Déjà empêtrée dans des litiges à cause des problèmes de bruit et d'une querelle sur sa gouvernance, la direction de l'aéroport de Saint-Hubert fait face à une troisième poursuite en un peu plus d'un an. Une entreprise d'aviation l'accuse de vouloir saboter une entente de principe, qui lui aurait permis de louer un terrain afin d'agrandir ses installations.

Avtech, propriété des hommes d'affaires Denis Charest et Serge Charron, loue un hangar situé à l'aéroport depuis plusieurs années. Elle sous-loue ces installations au transporteur régional Pascan, une société soeur qui appartient à M. Charron.

Les affaires de Pascan se portent bien. L'entreprise possédait huit avions en 2005. Elle en exploite maintenant 21. La croissance a entraîné toutefois un problème de taille: l'entreprise a cruellement besoin d'espace supplémentaire pour garer et entretenir ses appareils. Avtech souhaite louer un terrain adjacent à ses installations afin d'y construire un nouveau hangar et le sous-louer à sa compagnie soeur.

Mais voilà, l'entreprise est incapable de signer un bail. Selon une poursuite qu'elle a déposée en Cour supérieure, la semaine dernière, c'est en raison de la «mauvaise foi» de l'organisme sans but lucratif qui gère l'aéroport, DASH-L.

Avtech dit avoir conclu une entente de principe pour modifier son bail en novembre dernier. Mais depuis, affirme-t-elle dans sa requête, le conseil d'administration de DASH-L multiplie les tentatives pour empêcher la ratification du pacte.
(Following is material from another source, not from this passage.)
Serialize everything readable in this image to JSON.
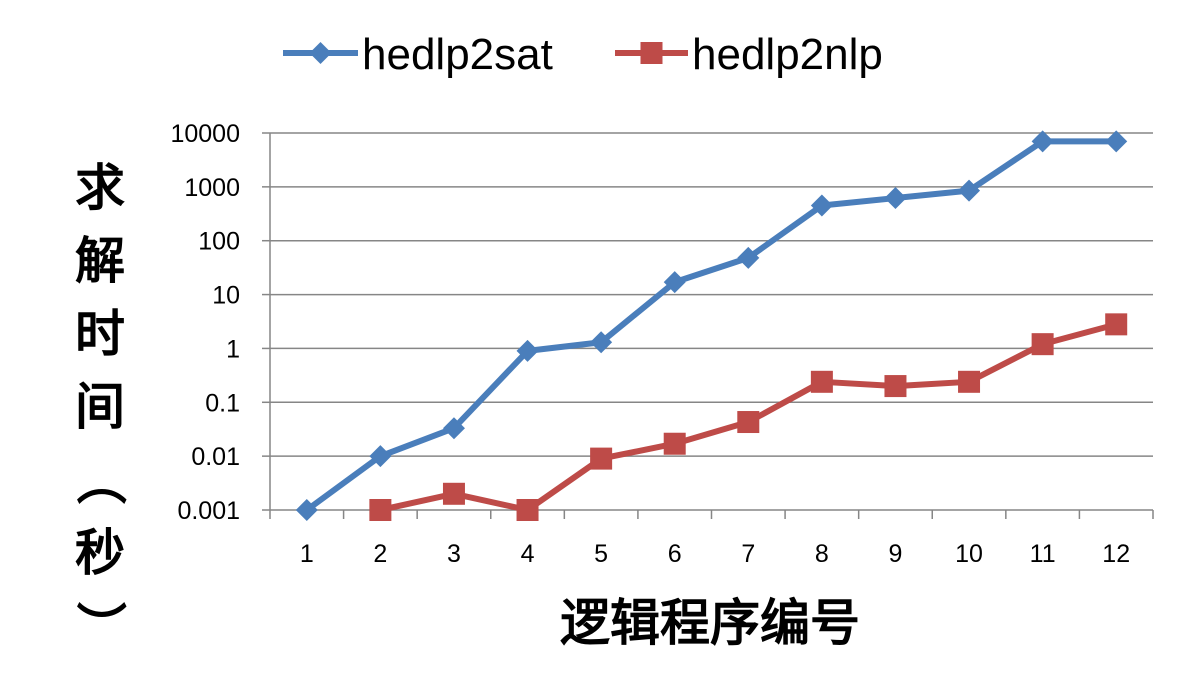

Selon Avtech, l'administration agit ainsi sous l'influence de la Ville de Longueuil dans le but de favoriser une entreprise qui souhaite bâtir un aérogare sur les terrains de l'aéroport, Aérocentre YHU Longueuil. Cette société appartient à l'homme d'affaires Gordon Livingstone, qui est membre du conseil d'administration de DASH-L.

«Non seulement la défenderesse DASH-L a refusé de donner suite à l'entente pour raison de conflit d'intérêts, mais depuis elle a tout fait afin de retarder le processus d'approbation de ce bail en faisant des demandes illégales, sous la direction de la Ville de Longueuil, démontrant son hostilité et sa mauvaise foi à l'égard de la demanderesse ou de Pascan», allègue la poursuite.
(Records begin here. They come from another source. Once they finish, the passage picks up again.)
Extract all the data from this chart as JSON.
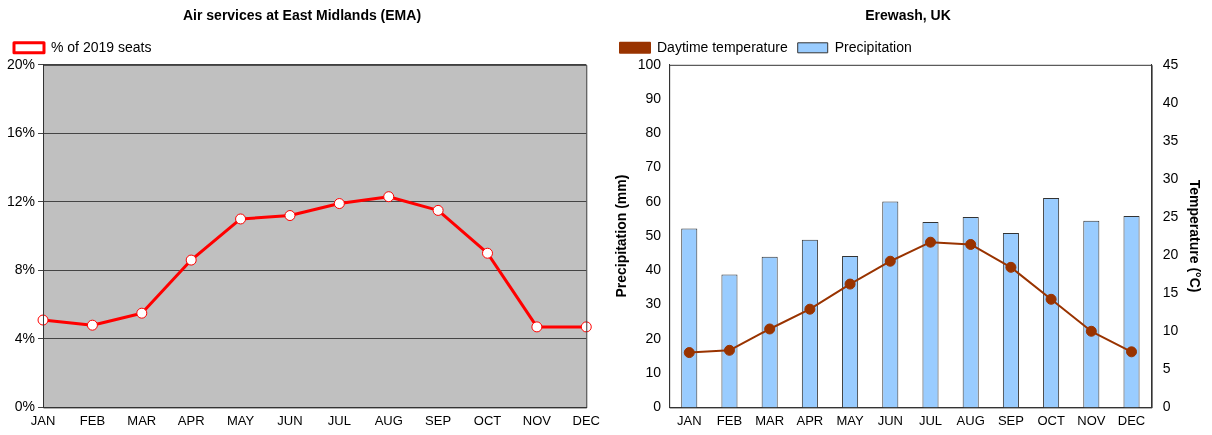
{
  "chart_data": [
    {
      "type": "line",
      "title": "Air services at East Midlands (EMA)",
      "categories": [
        "JAN",
        "FEB",
        "MAR",
        "APR",
        "MAY",
        "JUN",
        "JUL",
        "AUG",
        "SEP",
        "OCT",
        "NOV",
        "DEC"
      ],
      "series": [
        {
          "name": "% of 2019 seats",
          "color": "#ff0000",
          "values": [
            5.1,
            4.8,
            5.5,
            8.6,
            11.0,
            11.2,
            11.9,
            12.3,
            11.5,
            9.0,
            4.7,
            4.7
          ]
        }
      ],
      "ylim": [
        0,
        20
      ],
      "yticks": [
        {
          "value": 0,
          "label": "0%"
        },
        {
          "value": 4,
          "label": "4%"
        },
        {
          "value": 8,
          "label": "8%"
        },
        {
          "value": 12,
          "label": "12%"
        },
        {
          "value": 16,
          "label": "16%"
        },
        {
          "value": 20,
          "label": "20%"
        }
      ],
      "grid": "y",
      "legend": "top left",
      "marker": "circle"
    },
    {
      "type": "bar",
      "title": "Erewash, UK",
      "ylabel": "Precipitation (mm)",
      "y2label": "Temperature (°C)",
      "categories": [
        "JAN",
        "FEB",
        "MAR",
        "APR",
        "MAY",
        "JUN",
        "JUL",
        "AUG",
        "SEP",
        "OCT",
        "NOV",
        "DEC"
      ],
      "series": [
        {
          "name": "Precipitation",
          "color": "#99ccff",
          "values": [
            52.2,
            38.8,
            44.0,
            48.9,
            44.2,
            60.1,
            54.1,
            55.6,
            50.9,
            61.1,
            54.5,
            55.9
          ]
        },
        {
          "name": "Daytime temperature",
          "type": "line",
          "axis": "y2",
          "color": "#993300",
          "values": [
            7.2,
            7.5,
            10.3,
            12.9,
            16.2,
            19.2,
            21.7,
            21.4,
            18.4,
            14.2,
            10.0,
            7.3
          ]
        }
      ],
      "ylim": [
        0,
        100
      ],
      "yticks": [
        0,
        10,
        20,
        30,
        40,
        50,
        60,
        70,
        80,
        90,
        100
      ],
      "y2lim": [
        0,
        45
      ],
      "y2ticks": [
        0,
        5,
        10,
        15,
        20,
        25,
        30,
        35,
        40,
        45
      ],
      "grid": false,
      "legend": "top left",
      "marker": "circle"
    }
  ]
}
En appui à sa requête, l'entreprise a présenté à la Cour un document signé par son président et par l'ancien directeur général de DASH-L, Sylvain Gonthier. On peut y lire que «la signature du directeur général entraînera la responsabilité de DASH-L lorsque les termes du bail seront approuvés par la majorité des membres du conseil d'administration de DASH-L». Or, le conseil a rejeté cette entente.

Le président de DASH-L, Pierre-Hugues Miller, se dit tout à fait disposé à louer le terrain à Avtech et Pascan, et affirme que le refus du conseil n'a rien à voir avec la construction d'une nouvelle aérogare. L'organisme sans but lucratif, qui perd environ 300 000$ par année, souhaite imposer une surcharge à l'ensemble de ses locataires afin de couvrir l'entretien des pistes, du matériel et des bâtiments de l'aéroport. Or, dit M. Miller, Avtech et Pascan refusent de payer ce supplément.

«Ce qu'ils sont en train de faire, dans le cas d'Avtech, c'est qu'à chaque fois qu'on tente d'exercer nos pouvoirs de gestion, ils tentent de miner nos pouvoirs de gestion», déplore M. Miller.

Avtech a intenté sa requête 24 heures avant que la direction de DASH-L donne son aval au projet d'Aérocentre YHU Longueuil. L'entreprise a ratifié un bail emphytéotique de 60 ans, et elle s'engage à investir 20 millions pour bâtir une aérogare sur le site de l'aéroport. DASH-L a investi 3 millions pour acquérir une participation dans le projet, une transaction qui a été mise en cause par une vérification de la firme KPMG. L'organisme s'est depuis retiré de la coentreprise.

Trois poursuites

Les hommes d'affaires Denis Charest et Serge Charron, qui sont associés à Avtech et Pascan, n'en sont pas à leurs premiers démêlés avec la direction de DASH-L. Ils sont maintenant impliqués dans trois poursuites contre l'organisme. La première, qui est actuellement devant la Cour d'appel, vise à bloquer un règlement qui aurait limité les heures de décollage et d'atterrissage à l'aéroport pour limiter le problème du bruit. La seconde vise à empêcher une réforme administrative qui pourrait limiter l'influence des entreprises d'aviation dans l'administration de DASH-L.